By those definitions, there were 63 teams that called few double-switches, 60 that called a lot, and 177 in the middle, roughly equal to a 20-60-20 percentage distribution.

What’s interesting, I think, is how those proportions have changed over time:

See what’s going on here? The first graph in this article illustrated that the total number of double-switches called by teams hasn’t changed much over the past years. This graph, though, shows that the frequency by team has changed. From 2007 to 2012, at least 40 percent of all teams called lots of double-switches or very few of them, every single season. From 2012 to 2016, fewer than 40 percent of teams called lots of double-switches or very few of them, every single season.

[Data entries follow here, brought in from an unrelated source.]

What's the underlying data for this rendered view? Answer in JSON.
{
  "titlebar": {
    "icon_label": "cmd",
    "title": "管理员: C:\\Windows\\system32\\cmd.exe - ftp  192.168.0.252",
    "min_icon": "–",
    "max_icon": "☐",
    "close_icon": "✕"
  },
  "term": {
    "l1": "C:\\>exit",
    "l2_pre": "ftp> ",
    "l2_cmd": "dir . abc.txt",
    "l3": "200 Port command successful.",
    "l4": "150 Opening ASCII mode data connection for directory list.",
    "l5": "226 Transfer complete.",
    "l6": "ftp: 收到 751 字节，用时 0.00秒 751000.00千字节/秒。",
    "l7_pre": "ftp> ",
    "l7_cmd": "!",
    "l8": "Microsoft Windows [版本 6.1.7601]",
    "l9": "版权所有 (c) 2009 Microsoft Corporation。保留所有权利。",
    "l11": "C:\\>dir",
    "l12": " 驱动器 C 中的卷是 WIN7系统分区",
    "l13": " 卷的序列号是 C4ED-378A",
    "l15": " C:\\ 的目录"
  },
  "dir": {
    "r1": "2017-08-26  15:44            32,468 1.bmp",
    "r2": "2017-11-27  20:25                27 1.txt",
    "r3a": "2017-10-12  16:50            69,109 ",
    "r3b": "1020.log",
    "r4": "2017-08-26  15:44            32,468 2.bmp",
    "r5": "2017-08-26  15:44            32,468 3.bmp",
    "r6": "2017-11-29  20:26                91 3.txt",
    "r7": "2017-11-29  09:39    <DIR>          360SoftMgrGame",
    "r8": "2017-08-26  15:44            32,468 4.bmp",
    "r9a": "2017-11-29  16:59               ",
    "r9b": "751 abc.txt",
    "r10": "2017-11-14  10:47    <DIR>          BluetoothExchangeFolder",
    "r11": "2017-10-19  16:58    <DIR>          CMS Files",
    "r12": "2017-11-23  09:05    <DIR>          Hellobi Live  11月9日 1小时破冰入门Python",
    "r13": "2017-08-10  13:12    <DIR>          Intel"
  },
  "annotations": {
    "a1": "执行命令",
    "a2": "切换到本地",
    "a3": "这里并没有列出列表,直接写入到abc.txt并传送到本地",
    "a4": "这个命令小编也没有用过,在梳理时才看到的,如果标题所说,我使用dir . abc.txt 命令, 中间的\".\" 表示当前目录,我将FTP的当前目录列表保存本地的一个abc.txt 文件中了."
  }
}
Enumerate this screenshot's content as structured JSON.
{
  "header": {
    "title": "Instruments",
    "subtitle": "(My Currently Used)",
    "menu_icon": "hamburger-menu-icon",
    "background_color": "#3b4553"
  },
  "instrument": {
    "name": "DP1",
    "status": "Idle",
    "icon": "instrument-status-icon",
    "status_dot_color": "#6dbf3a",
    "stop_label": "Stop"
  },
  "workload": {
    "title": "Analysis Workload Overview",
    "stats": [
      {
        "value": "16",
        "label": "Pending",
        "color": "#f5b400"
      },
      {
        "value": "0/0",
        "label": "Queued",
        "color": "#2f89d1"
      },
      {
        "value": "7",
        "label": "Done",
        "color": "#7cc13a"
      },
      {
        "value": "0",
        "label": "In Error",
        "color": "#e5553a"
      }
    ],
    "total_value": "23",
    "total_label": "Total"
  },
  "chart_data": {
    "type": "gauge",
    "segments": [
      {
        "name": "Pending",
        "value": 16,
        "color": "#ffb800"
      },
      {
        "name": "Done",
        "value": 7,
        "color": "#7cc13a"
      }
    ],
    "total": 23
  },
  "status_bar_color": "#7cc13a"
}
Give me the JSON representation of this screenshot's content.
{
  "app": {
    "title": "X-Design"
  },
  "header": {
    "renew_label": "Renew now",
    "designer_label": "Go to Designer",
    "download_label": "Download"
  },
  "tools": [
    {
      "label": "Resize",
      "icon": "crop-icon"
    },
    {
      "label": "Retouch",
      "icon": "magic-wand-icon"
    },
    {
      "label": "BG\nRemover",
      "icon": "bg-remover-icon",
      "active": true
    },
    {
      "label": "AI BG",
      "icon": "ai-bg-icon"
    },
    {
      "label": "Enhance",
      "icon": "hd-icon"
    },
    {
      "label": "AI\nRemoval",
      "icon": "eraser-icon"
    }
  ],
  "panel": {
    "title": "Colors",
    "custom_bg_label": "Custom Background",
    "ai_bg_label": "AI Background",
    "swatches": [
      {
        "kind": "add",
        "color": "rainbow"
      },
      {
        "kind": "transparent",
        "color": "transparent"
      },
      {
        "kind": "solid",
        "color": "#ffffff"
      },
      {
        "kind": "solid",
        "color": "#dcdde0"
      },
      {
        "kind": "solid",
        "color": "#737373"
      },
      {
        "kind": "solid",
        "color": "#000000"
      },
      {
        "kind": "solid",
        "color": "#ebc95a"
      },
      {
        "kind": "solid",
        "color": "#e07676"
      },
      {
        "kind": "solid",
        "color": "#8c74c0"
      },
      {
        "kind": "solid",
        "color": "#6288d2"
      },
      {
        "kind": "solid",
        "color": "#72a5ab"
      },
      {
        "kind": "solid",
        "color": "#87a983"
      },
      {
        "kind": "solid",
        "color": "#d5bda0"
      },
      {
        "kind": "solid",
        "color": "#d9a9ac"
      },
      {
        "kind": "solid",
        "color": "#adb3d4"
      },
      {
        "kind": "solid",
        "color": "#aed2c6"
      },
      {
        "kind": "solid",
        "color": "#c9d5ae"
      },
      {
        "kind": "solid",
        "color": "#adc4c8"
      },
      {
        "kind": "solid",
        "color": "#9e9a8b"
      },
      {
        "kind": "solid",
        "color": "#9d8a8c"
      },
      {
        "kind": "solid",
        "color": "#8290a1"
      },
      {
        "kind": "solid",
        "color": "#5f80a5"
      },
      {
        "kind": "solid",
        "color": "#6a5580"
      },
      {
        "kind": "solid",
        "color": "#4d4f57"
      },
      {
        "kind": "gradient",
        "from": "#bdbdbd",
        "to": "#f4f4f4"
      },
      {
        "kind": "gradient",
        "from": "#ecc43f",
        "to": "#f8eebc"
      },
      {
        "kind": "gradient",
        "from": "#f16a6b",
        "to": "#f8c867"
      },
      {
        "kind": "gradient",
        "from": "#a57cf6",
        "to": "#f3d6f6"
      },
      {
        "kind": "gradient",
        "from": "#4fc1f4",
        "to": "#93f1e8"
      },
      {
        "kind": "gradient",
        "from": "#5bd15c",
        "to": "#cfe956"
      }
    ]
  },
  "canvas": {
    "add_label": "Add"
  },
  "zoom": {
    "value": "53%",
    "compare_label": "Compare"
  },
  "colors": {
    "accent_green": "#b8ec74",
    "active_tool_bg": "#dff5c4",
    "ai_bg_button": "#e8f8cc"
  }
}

Look, I get it. We’re talking about double-switches, which are more lineup device than something tactical like stolen bases or bunts. But looking at a graph like the one above, doesn’t it seem like creeping groupthink? The Scioscias and Russells are become rarities. There just isn’t that much variance when it comes to double-switches in recent years

I’m not going to claim that fans are being robbed of the excitement of watching new players come into a game but not bat in the same position as the players they replaced (especially given the 18-minute mess that Molitor's recent double-switch created). But I am saying that maybe this is an area where the consensus opinion on when to double-switch—not too hot, not cold, just right—is rippling through the majors.

Last week, Russell A. Carleton recounted the emergence of the one-inning reliever as the norm in contemporary baseball. Like one-inning relievers and 100-pitch limits for starters, managers seem to be converging on a consensus use of double-switches, pulling in the outliers.

Thanks to Eric Roseberry for research assistance.